The future of Cyprus

This process actually began at the December 1999 Luxembourg summit and was confirmed by then Prime Minister Bulent Ecevit and our government at the Helsinki summit where Turkey was also declared an EU candidate country. In response to Ecevit’s objections to Nicosia’s candidacy, an official appendix was added, saying, ‘While the negotiations on the paragraph on Cyprus continue, it is not aimed at admitting Cyprus to the EU; the aim is that the EU will review the conditions at that time.’

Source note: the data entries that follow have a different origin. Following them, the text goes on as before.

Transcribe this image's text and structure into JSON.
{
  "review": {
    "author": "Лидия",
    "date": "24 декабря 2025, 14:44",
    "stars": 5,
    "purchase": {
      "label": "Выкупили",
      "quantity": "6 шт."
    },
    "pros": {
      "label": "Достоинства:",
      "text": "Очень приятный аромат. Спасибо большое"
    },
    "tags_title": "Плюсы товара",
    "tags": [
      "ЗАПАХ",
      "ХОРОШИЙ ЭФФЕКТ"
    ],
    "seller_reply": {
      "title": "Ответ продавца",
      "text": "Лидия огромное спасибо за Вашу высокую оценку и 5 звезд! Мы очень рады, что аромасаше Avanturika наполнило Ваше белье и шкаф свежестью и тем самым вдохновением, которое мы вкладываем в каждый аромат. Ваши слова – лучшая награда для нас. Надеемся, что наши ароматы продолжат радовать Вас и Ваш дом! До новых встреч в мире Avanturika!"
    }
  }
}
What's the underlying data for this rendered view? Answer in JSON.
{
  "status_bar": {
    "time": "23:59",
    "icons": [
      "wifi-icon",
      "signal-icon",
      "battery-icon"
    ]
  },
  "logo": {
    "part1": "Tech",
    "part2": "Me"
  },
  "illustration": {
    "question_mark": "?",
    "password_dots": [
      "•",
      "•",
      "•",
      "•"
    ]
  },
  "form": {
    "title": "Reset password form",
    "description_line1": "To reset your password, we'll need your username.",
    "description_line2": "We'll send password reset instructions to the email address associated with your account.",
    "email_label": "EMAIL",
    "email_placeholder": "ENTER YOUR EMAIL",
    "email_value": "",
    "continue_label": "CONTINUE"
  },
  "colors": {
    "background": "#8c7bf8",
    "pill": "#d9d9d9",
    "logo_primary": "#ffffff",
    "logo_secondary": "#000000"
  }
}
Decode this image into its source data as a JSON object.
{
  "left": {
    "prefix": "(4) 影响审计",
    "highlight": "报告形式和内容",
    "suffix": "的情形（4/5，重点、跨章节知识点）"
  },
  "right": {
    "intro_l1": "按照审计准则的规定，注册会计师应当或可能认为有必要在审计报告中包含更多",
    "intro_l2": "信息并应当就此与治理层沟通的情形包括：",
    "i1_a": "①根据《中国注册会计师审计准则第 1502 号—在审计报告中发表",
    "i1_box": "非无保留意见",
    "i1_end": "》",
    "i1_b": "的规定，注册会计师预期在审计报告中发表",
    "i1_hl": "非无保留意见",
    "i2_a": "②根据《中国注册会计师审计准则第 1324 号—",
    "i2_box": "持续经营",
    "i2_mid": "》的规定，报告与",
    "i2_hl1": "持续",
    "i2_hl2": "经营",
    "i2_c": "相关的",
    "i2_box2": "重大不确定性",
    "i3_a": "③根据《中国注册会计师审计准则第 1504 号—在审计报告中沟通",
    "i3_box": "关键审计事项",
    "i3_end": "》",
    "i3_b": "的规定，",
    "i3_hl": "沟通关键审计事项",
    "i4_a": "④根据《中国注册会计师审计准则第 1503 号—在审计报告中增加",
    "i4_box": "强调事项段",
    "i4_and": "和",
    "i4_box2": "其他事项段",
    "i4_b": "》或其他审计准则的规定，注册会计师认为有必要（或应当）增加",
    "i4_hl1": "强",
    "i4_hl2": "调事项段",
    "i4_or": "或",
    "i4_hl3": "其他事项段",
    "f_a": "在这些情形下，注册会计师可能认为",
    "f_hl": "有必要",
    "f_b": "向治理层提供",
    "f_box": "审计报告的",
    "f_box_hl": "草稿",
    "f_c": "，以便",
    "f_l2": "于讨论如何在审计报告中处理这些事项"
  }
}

It’s been four years since the Helsinki summit. Southern Cyprus will become EU member on May 1. After a 65% ‘yes’ vote, the Turks in the North are watching this with sadness. For despite TRNC President Rauf Denktas’s advocates saying, ‘The EU won’t admit the Greeks alone in any case, and even if they do, this would work to the TRNC’s favor,’ we can see that victories can also be won through diplomacy. If Denktas and his group had accepted a solution at the 2002 Copenhagen summit and negotiations at The Hague, then the Greek Cypriots wouldn’t have been able to exclude the TRNC. The assumption that Cyprus could be taken from the Turks via the UN plan proved baseless. To the contrary, as a result of the Greek’s ‘no’ vote, the TRNC has been left to the Turks forever! But what if this situation, which seems to be advantageous, brings about a solution pulling Turkish Cypriots, who will carry EU passports, into the south? Also, income inequality within the TRNC will grow once the embargo is lifted. Will Cyprus then lose?

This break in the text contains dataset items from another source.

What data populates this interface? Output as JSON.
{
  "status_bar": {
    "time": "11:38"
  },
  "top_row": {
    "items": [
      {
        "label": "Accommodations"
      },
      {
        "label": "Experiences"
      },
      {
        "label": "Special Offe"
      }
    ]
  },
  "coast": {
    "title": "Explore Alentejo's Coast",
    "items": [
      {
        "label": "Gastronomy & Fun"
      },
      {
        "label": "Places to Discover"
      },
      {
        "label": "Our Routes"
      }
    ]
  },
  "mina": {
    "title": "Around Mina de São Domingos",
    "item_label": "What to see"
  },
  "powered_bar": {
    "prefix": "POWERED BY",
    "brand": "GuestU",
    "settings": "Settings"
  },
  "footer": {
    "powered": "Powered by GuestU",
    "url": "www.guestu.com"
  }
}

A new political settlement on the island seems inevitable. The TRNC could also be pulled into an early election after Prime Minister Mehmet Ali Talat’s pressure, which says that there’s no place for Denktas in the process after these events. But Denktas won’t quit now. Denktas believed that the EU would find a solution for Cyprus by May 1, but this didn’t happen. The Greeks who rejected the plan will become EU members and the Turkish Cypriots, which accepted it, are being left outside. We have to be cool-headed in discussing the future of the island.”